The U.S. military has long complained about "encroachment" which it defines as impediments to its ability to adequately train soldiers, resulting from laws that protect the environment or public safety.
Many military bases are located in areas subject to strict environmental laws. Sophisticated training such as "live fire" exercises or testing of laser-guide weapons are severely restricted.
Republican Congressman Bob Barr of Georgia says "encroachment" has a direct impact on the readiness of U.S. military forces. "When things go wrong on the battlefield, the importance of the Marine Mammal Protection Act or the Migratory Bird Treaty Act, or the Noise Control Act pale in comparison," he says. "I have yet to speak to a soldier, sailor, airman or marine who would prefer a migratory bird or marine mammal merit badge, to coming home in one piece from a battlefield."
Environmental groups counter that the military's need to prepare does not relieve it of the responsibility to avoid or minimize environmental damage. Andrew Wetzler, an attorney for the National Resources Defense Council, says "the American people have long supported strict environmental regulations. We think the military shouldn't be above the law, it should obey the law. We're not talking about national security, it should obey the law like everybody else. The reason we have a military is to protect our way of life, and one of the things they are protecting is our beautiful environment and our open spaces and our wilderness and we should not sacrifice that on the altar of the war against terrorism because then the terrorists will truly have won."
Lawmakers heard directly from officers in the navy, air force, army, marines and special operations command. Each gave examples of how preparations for the war against the al-Qaida in Afghanistan were hampered by environmental and other restrictions.

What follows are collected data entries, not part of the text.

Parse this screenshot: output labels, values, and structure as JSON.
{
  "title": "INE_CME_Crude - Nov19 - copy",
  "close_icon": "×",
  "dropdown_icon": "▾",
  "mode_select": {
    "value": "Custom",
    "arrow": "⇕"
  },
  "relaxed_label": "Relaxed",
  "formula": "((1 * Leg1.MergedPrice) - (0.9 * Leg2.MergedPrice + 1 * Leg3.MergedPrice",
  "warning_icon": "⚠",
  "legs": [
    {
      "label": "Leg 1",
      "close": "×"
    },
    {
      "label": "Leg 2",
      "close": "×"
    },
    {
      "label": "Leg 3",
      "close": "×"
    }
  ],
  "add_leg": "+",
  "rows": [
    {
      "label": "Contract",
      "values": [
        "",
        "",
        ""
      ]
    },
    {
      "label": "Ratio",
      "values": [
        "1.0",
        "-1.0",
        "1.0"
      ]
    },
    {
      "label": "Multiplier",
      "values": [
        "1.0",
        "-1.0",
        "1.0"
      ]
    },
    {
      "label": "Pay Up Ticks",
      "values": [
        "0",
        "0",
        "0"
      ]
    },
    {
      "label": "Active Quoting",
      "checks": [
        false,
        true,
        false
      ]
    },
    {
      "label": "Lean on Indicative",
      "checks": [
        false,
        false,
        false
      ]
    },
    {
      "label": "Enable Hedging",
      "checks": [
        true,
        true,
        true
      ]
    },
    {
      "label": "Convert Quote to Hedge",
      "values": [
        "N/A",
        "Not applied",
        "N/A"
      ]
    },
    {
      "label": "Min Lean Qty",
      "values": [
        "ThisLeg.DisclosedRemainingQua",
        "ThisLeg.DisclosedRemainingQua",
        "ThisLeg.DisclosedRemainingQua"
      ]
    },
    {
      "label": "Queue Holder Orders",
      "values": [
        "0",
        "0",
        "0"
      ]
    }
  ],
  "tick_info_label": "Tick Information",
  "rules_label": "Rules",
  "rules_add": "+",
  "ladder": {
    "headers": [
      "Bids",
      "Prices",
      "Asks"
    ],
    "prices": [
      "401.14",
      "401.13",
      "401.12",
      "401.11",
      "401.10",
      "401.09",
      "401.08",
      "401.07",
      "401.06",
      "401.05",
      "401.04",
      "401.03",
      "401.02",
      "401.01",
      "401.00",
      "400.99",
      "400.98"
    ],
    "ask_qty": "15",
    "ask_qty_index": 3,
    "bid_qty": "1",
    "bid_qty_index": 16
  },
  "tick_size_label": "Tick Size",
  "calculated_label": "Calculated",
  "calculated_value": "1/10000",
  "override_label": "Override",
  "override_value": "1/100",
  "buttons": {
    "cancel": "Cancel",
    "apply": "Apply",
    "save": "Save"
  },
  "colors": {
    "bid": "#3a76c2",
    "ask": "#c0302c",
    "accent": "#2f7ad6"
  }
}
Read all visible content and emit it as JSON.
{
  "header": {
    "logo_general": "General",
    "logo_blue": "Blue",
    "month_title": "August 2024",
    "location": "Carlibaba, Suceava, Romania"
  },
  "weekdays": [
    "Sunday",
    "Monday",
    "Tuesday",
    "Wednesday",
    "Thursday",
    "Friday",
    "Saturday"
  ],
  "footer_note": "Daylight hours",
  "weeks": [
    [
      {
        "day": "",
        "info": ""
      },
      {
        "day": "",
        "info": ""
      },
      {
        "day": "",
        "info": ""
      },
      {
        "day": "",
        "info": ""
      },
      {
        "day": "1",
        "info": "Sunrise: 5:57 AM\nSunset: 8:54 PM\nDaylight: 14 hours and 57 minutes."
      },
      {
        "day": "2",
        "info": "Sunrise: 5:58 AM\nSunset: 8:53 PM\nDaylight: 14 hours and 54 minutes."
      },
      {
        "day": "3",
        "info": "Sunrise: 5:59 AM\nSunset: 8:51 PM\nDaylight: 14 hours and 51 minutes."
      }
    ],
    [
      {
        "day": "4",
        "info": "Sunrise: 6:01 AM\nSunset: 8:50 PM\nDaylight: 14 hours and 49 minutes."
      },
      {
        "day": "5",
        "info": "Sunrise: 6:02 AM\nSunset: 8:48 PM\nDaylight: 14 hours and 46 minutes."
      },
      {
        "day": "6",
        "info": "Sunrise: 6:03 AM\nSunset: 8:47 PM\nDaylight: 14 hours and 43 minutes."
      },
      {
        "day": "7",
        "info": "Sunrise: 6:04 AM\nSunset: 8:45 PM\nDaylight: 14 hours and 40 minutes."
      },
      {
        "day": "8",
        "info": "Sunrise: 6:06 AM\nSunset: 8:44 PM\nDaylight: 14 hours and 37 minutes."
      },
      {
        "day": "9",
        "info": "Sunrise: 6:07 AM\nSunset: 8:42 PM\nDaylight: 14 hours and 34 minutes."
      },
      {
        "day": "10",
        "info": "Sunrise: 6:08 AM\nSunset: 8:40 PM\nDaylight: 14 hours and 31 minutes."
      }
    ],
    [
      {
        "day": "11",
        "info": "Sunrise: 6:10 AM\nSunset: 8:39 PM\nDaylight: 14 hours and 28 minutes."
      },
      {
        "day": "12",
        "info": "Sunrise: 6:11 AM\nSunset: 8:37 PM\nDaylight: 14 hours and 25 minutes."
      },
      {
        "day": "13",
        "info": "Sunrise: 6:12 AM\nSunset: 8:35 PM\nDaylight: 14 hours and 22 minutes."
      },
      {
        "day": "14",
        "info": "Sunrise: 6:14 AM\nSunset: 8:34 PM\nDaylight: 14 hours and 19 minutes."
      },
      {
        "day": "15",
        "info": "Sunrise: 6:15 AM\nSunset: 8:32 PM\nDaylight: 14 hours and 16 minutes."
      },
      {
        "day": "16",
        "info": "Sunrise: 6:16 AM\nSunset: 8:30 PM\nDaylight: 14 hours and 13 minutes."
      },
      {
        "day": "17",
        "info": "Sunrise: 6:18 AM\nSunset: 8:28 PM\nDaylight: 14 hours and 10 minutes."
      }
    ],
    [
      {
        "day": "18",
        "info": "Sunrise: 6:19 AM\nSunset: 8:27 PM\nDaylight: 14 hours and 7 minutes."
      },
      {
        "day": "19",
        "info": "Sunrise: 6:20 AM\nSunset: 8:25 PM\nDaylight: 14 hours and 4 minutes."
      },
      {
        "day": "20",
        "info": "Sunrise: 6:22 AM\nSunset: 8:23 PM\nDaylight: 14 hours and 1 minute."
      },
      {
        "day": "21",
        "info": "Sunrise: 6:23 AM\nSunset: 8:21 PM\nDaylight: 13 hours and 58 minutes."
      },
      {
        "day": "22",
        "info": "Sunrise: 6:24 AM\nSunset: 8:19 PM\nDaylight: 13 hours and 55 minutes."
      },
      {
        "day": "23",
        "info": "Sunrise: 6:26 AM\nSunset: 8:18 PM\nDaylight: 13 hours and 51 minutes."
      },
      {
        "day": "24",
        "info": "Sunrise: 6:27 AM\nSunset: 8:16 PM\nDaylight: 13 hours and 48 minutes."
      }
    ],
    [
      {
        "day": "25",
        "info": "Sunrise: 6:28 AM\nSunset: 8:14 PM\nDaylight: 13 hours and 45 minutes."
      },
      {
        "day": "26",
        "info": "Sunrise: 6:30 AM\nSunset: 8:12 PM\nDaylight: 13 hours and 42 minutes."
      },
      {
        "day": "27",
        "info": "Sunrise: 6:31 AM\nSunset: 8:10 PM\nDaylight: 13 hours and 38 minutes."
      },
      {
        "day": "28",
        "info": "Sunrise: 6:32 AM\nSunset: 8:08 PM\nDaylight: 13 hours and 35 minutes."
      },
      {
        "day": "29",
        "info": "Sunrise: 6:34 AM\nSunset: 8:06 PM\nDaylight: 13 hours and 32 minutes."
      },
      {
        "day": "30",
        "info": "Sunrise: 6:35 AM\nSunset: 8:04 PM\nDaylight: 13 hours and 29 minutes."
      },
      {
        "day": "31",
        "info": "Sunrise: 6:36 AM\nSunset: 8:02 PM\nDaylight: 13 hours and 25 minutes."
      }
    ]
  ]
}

Colonel Thomas Waldhauser leads the 15th Marine Expeditionary Unit based in Camp Pendleton, California. "Wildlife and habitat regulations, airspace and target engagement restrictions, and the proximity of civilian homes to our bases, cause our training to be sometimes fragmented, segmented and in many cases not in accordance with sound military doctrine," he says.
In April, the Pentagon proposed that it be exempted from complying with key environmental laws dealing with endangered species, clean air, and waste disposal. As part of a defense authorization bill, the Republican-controlled House of Representatives approved exemptions from only two, the Environmental Species Act and the Migratory Bird Treaty Act.
House democrats, such as Congressman Tom Allen of Maine, accuse Republicans of blocking debate and trying to shred the nation's environmental laws. "These efforts give the appearance of a stealth attempt by the most anti-environmental administration in generations, and its Republican allies in the Congress, to use the popularity of the military to carve loopholes in our nation's landmark environmental laws, laws they have been unable to repeal directly. And today's witness list is stacked to provide a one-sided anti-environmental view," he says.
Responding to these charges was Republican Congressman Edward Schrock of Virginia. "I heard someone say the Pentagon proposals will harm the environment," he says. "Give me a break! Every single base I have ever seen or served on, they are probably better stewards of the environment then most people in the civilian sector, so to say they aren't doing that is totally unfair and I think they need to be given the credit for what they're doing."
The tug of war over the issue of "encroachment" continues, with the Democrat-controlled Senate due to consider its own legislation on the Pentagon request for exemptions from environmental laws.